(Washington) Les équipes du président américain Joe Biden ont essayé, depuis plusieurs semaines, de rentrer en contact avec la Corée du Nord. En vain.

Agence France-Presse

« Nous avons tenté de prendre contact avec le gouvernement nord-coréen à travers différents canaux depuis mi-février, en particulier à New York », a indiqué lundi un haut responsable américain sous couvert d’anonymat.

« À ce jour, nous n’avons reçu aucune réponse de Pyongyang », a-t-il ajouté.

Selon ce responsable, l’objectif de cette prise de contact est de réduire « les risques d’escalade » sur la péninsule coréenne.

Aucun progrès après l’initiative de Trump

Après avoir échangé insultes et menaces de guerre nucléaire, Kim Jong-un et Donald Trump avaient opéré un spectaculaire rapprochement, marqué par des rencontres aussi historiques que symboliques.  

Mais aucun progrès n’a été réalisé sur l’épineux dossier des programmes nucléaire et balistique de Pyongyang et les négociations sont au point mort depuis l’échec retentissant du deuxième sommet entre les deux hommes fin février 2019 à Hanoï.  

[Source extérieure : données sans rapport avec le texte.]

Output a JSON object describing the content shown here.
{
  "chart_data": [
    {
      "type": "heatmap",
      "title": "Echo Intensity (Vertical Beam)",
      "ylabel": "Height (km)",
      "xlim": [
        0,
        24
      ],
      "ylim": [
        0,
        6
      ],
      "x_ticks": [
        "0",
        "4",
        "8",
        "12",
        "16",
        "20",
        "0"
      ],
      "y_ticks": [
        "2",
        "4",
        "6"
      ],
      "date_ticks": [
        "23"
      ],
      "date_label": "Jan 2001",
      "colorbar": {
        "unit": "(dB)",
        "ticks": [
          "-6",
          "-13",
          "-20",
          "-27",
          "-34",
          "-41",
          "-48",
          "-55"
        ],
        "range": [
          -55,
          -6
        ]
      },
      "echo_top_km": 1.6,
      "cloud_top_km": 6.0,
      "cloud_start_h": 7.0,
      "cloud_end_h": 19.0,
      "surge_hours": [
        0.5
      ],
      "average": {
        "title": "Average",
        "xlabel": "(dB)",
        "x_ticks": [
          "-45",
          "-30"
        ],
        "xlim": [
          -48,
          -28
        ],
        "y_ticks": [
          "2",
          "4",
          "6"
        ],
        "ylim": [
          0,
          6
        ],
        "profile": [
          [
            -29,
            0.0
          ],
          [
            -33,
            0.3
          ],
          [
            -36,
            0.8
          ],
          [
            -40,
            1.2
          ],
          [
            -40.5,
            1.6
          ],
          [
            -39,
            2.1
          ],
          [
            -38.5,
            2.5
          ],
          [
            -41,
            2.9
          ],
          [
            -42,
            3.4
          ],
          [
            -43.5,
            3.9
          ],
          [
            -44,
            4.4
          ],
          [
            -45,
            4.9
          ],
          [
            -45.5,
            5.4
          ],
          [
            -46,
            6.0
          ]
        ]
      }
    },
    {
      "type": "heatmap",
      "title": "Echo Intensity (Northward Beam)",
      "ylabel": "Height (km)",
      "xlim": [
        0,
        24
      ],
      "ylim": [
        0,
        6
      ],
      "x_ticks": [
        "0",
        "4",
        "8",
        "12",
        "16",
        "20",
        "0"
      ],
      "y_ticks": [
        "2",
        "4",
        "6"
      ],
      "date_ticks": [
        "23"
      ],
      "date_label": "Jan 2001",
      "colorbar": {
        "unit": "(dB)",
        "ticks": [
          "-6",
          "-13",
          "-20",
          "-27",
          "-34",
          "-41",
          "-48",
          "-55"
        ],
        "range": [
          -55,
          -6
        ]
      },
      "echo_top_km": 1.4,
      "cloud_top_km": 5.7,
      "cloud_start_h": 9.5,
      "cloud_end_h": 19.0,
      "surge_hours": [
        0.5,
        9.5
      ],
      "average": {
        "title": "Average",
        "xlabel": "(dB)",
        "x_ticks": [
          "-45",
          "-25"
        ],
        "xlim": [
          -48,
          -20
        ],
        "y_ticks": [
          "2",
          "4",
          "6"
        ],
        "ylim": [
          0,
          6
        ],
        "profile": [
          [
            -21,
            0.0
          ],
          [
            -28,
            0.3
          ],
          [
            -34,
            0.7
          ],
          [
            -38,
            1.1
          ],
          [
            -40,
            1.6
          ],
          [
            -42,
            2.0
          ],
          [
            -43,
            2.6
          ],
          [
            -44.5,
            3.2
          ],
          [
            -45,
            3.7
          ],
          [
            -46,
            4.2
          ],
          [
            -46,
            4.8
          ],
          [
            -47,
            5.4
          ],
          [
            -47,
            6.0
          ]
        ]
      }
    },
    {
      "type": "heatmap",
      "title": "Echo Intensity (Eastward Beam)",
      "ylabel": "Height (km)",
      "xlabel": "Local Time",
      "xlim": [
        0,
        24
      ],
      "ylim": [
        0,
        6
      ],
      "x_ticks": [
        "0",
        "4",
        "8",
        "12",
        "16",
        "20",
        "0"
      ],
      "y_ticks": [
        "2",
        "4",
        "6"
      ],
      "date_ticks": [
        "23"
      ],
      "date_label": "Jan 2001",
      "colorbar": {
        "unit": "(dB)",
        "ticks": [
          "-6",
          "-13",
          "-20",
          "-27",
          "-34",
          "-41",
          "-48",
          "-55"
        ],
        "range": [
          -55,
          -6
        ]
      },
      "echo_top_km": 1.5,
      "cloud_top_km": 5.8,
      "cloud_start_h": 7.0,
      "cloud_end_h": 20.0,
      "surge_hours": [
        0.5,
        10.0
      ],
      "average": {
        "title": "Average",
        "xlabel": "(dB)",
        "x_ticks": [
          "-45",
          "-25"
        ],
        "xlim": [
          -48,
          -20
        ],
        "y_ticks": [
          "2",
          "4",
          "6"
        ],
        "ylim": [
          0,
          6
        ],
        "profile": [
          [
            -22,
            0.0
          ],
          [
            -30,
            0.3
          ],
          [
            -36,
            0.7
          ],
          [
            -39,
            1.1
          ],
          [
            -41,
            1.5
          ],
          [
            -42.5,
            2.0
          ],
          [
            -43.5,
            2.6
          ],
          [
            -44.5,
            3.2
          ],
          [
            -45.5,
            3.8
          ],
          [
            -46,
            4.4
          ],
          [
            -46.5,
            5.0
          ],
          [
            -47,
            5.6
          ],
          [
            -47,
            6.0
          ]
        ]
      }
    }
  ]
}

Une des raisons de cette impasse a été l’absence de consensus sur les concessions que la Corée du Nord devrait faire en échange d’une levée des sanctions internationales pesant sur elle.

Un responsable de l’administration Biden a souligné qu’il n’y avait plus de « dialogue actif » entre Washington et Pyongyang depuis « plus d’un an ».

« Menace croissante »

Le nouveau président a lancé un examen approfondi de la politique américaine vis-à-vis de Pyongyang afin d’examiner toutes les options possibles face à la « menace croissante » que représente la Corée du Nord « pour ses voisins et pour la communauté internationale », a-t-il précisé.

« Tout eu long de ce processus, nous continuerons à consulter nos alliés japonais et sud-coréens pour solliciter leurs idées et explorer de nouvelles approches », a-t-il encore ajouté.

Début janvier, Kim a qualifié les États-Unis de « plus grand ennemi » de la Corée du Nord, ajoutant que la politique de Washington envers Pyongyang ne changerait « jamais », « quelle que soit la personne au pouvoir » aux États-Unis.